Large Language Models (LLMs) have seen substantial progress, leading researchers to focus on developing Large Vision Language Models (LVLMs), which aim to unify visual and textual data processing. However, open-source LVLMs face challenges in offering versatility comparable to proprietary models like GPT-4, Gemini Pro, and Claude 3, primarily due to limited diverse training data and difficulties in managing long-context inputs and outputs.
Addressing these issues, researchers have explored several approaches, including text-image conversation models, high-resolution image analysis techniques, and video understanding methods. There are also strategies to improve webpage generation and ensure models align better with human preferences.
A significant breakthrough is the development of InternLM-XComposer-2.5 (IXC-2.5) by a collective research effort from Shanghai Artificial Intelligence Laboratory, The Chinese University of Hong Kong, SenseTime Group, and Tsinghua University. IXC-2.5 stands out with its versatility and extended long-context capabilities. It excels in a range of comprehension and composition tasks such as free-form text-image conversations, OCR, video understanding, crafting webpages and articles.
IXC-2.5 incorporates three comprehension upgrades: ultra-high resolution understanding, fine-grained video analysis, and multi-turn multi-image dialogue support. It can support a 24K interleaved image-text context window, extendable to 96K, facilitating long-term human-AI interaction and content creation.
The architecture of IXC-2.5 uses a unique combination of a ViT-L/14 Vision Encoder, InternLM2-7B Language Model, and Partial LoRA. With this, it processes diverse inputs using a Unified Dynamic Image Partition strategy at a 560 x 560 resolution, with 400 tokens per sub-image. The model also employs a scaled identity strategy for high-resolution images and treats videos as concatenated frames. Further, it offers audio input/output support, using Whisper for transcription and MeloTTS speech synthesis.

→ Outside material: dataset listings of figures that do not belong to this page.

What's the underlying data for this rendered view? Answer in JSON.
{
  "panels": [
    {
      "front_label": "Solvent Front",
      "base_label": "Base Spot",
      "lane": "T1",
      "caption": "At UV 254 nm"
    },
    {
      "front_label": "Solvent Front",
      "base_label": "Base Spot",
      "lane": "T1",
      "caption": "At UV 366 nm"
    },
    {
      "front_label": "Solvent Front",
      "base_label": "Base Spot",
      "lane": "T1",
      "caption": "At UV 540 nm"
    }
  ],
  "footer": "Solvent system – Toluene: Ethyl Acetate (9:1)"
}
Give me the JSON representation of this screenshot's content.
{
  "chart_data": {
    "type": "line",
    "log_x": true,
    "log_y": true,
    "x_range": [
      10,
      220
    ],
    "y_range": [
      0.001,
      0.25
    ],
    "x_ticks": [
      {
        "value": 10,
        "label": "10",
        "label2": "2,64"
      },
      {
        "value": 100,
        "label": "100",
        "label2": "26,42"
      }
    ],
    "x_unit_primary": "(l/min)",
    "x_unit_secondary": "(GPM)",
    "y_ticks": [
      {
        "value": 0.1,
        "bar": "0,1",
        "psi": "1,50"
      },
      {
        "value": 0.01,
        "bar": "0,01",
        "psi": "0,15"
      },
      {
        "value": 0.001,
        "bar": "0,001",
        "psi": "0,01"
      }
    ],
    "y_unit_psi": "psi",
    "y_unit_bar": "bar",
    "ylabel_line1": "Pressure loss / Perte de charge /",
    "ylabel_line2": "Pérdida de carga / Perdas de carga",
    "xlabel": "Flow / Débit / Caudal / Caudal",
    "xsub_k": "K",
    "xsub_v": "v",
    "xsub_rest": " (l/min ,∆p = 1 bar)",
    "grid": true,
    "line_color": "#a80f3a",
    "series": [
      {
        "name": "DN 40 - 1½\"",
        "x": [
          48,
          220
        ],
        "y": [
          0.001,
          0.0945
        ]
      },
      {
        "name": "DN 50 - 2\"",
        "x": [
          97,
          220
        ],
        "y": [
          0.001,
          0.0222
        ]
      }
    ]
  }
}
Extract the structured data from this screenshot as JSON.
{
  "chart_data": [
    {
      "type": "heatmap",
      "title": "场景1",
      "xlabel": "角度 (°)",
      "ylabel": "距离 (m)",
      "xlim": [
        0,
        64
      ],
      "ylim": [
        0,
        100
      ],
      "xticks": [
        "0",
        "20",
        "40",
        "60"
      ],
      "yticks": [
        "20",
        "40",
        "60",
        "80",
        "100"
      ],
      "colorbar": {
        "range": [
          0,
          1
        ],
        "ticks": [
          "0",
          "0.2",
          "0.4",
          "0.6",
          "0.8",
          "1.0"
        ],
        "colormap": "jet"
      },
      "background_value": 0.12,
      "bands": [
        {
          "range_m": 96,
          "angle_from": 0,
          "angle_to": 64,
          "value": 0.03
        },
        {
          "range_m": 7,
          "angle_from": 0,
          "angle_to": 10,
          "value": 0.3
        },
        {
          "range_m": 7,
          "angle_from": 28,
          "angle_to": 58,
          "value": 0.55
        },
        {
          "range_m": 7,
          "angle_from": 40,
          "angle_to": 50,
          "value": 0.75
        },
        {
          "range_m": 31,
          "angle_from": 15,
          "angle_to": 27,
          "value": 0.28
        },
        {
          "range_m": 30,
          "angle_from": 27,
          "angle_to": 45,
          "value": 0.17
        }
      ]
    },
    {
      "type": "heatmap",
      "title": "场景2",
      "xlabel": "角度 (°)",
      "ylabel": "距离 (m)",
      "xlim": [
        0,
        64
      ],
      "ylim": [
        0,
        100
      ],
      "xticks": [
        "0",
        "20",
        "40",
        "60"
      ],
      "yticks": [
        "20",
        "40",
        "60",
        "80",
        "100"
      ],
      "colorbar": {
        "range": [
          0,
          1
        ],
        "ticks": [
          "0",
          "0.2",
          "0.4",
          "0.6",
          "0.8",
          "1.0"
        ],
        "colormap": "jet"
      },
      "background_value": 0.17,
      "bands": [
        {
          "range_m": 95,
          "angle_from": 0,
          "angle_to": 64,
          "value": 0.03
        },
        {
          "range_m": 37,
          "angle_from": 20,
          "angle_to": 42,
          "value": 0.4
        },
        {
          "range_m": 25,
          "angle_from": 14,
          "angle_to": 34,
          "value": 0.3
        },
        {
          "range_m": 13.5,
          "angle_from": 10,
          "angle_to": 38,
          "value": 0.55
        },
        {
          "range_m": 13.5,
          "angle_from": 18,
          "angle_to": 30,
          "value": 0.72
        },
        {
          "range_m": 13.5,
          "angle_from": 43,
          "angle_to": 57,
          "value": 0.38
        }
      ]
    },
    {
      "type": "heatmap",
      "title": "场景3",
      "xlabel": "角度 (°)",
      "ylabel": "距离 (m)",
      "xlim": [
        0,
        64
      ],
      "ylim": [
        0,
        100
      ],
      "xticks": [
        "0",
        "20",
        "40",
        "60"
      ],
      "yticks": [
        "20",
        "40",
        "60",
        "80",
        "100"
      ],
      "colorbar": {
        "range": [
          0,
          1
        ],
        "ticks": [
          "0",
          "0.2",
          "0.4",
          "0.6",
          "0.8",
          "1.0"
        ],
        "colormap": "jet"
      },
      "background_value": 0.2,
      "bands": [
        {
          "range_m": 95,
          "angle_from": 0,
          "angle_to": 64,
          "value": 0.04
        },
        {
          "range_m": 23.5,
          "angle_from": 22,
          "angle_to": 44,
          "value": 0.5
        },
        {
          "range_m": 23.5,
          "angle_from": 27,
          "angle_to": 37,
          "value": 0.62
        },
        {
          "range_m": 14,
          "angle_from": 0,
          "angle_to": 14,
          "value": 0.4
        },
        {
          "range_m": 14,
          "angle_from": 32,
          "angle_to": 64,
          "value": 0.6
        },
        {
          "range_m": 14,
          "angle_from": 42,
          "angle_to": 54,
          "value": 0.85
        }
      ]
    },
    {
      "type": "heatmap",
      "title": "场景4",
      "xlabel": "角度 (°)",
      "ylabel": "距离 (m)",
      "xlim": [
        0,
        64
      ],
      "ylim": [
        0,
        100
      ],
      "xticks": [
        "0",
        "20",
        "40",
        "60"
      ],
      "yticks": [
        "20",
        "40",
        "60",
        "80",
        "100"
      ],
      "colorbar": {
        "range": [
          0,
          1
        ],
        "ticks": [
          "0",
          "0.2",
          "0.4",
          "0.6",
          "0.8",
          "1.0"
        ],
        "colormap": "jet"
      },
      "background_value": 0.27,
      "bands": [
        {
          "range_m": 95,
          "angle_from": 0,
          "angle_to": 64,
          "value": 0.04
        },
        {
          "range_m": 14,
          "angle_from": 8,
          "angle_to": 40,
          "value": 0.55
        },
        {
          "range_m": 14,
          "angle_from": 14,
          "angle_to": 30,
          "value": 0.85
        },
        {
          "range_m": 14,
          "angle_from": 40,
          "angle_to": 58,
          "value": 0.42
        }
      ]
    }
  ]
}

Performance-wise, IXC-2.5 exhibits exceptional results across benchmarks. In video understanding, it outperforms most open-source models, and for high-resolution tasks, it competes well with larger models. It exhibits significant enhancements in multi-image multi-turn comprehension, surpassing previous models by 13.8% on the MMDU benchmark. In visual QA tasks, IXC-2.5 matches or even surpasses both open and closed-source models.
In conclusion, IXC-2.5 presents a groundbreaking improvement in LVLMs, displaying exceptional capabilities in handling long-contextual input and output. Despite running on a moderate 7B Large Language Model backend, it delivers competitive performance across different tests. Its architecture and achievements pave the path for future research into more contextual multi-modal environments, thus marking a significant milestone in multimodal AI technology.